Numerical validation is performed on a detailed IEEE 39‑bus test system populated with realistic GFM models that include multiple cascaded control loops (inner current, outer voltage, and droop). Various droop‑gain settings are examined. The dynamic multiplier significantly enlarges the certified stability region compared to the earlier piecewise‑constant approach, allowing many droop configurations that would otherwise violate strict passivity to be certified as stable. The method also accommodates the full 2×2 dq‑frame MIMO admittance representation, demonstrating applicability to complex multi‑input‑multi‑output converter dynamics.

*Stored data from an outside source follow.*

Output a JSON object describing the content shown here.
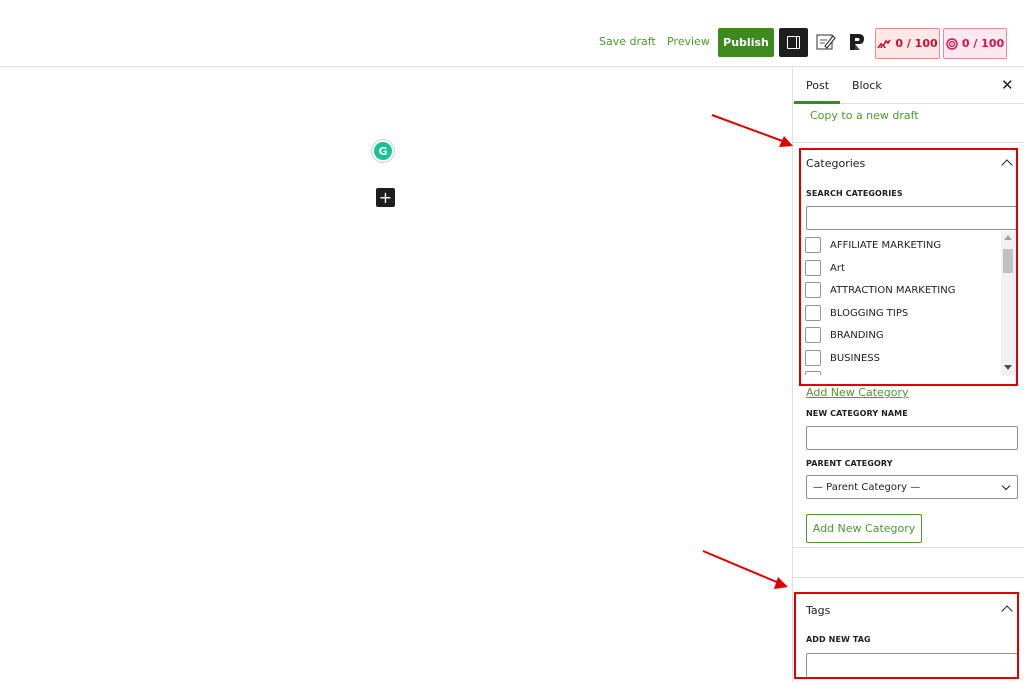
{
  "topbar": {
    "save_draft": "Save draft",
    "preview": "Preview",
    "publish": "Publish",
    "score_seo": "0 / 100",
    "score_readability": "0 / 100",
    "icons": [
      "sidebar-toggle-icon",
      "edit-note-icon",
      "plugin-logo-icon",
      "seo-score-icon",
      "readability-score-icon"
    ]
  },
  "canvas": {
    "grammarly_glyph": "G",
    "add_block_glyph": "+"
  },
  "sidebar": {
    "tabs": {
      "post": "Post",
      "block": "Block"
    },
    "close_glyph": "✕",
    "copy_draft": "Copy to a new draft",
    "categories": {
      "title": "Categories",
      "search_label": "SEARCH CATEGORIES",
      "search_value": "",
      "items": [
        "AFFILIATE MARKETING",
        "Art",
        "ATTRACTION MARKETING",
        "BLOGGING TIPS",
        "BRANDING",
        "BUSINESS"
      ],
      "add_new_link": "Add New Category",
      "new_name_label": "NEW CATEGORY NAME",
      "new_name_value": "",
      "parent_label": "PARENT CATEGORY",
      "parent_selected": "— Parent Category —",
      "add_button": "Add New Category"
    },
    "tags": {
      "title": "Tags",
      "add_label": "ADD NEW TAG",
      "add_value": ""
    }
  },
  "colors": {
    "accent_green": "#3f8a1e",
    "link_green": "#4c9a2a",
    "annotation_red": "#e00000",
    "score_red": "#c8102e"
  }
}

In summary, the paper delivers three major advances: (1) a rigorous, frequency‑dependent multiplier framework that transforms non‑passive converter admittances into passive equivalents; (2) a plug‑and‑play stability certificate that requires only local admittance data and a common multiplier, eliminating the need for global system models or exhaustive topology enumeration; and (3) a practical synthesis algorithm that leverages modern optimization tools to produce low‑order filters, enabling scalable stability assessment for large, converter‑dominated grids. This work paves the way for decentralized, model‑agnostic stability verification in future renewable‑rich power systems.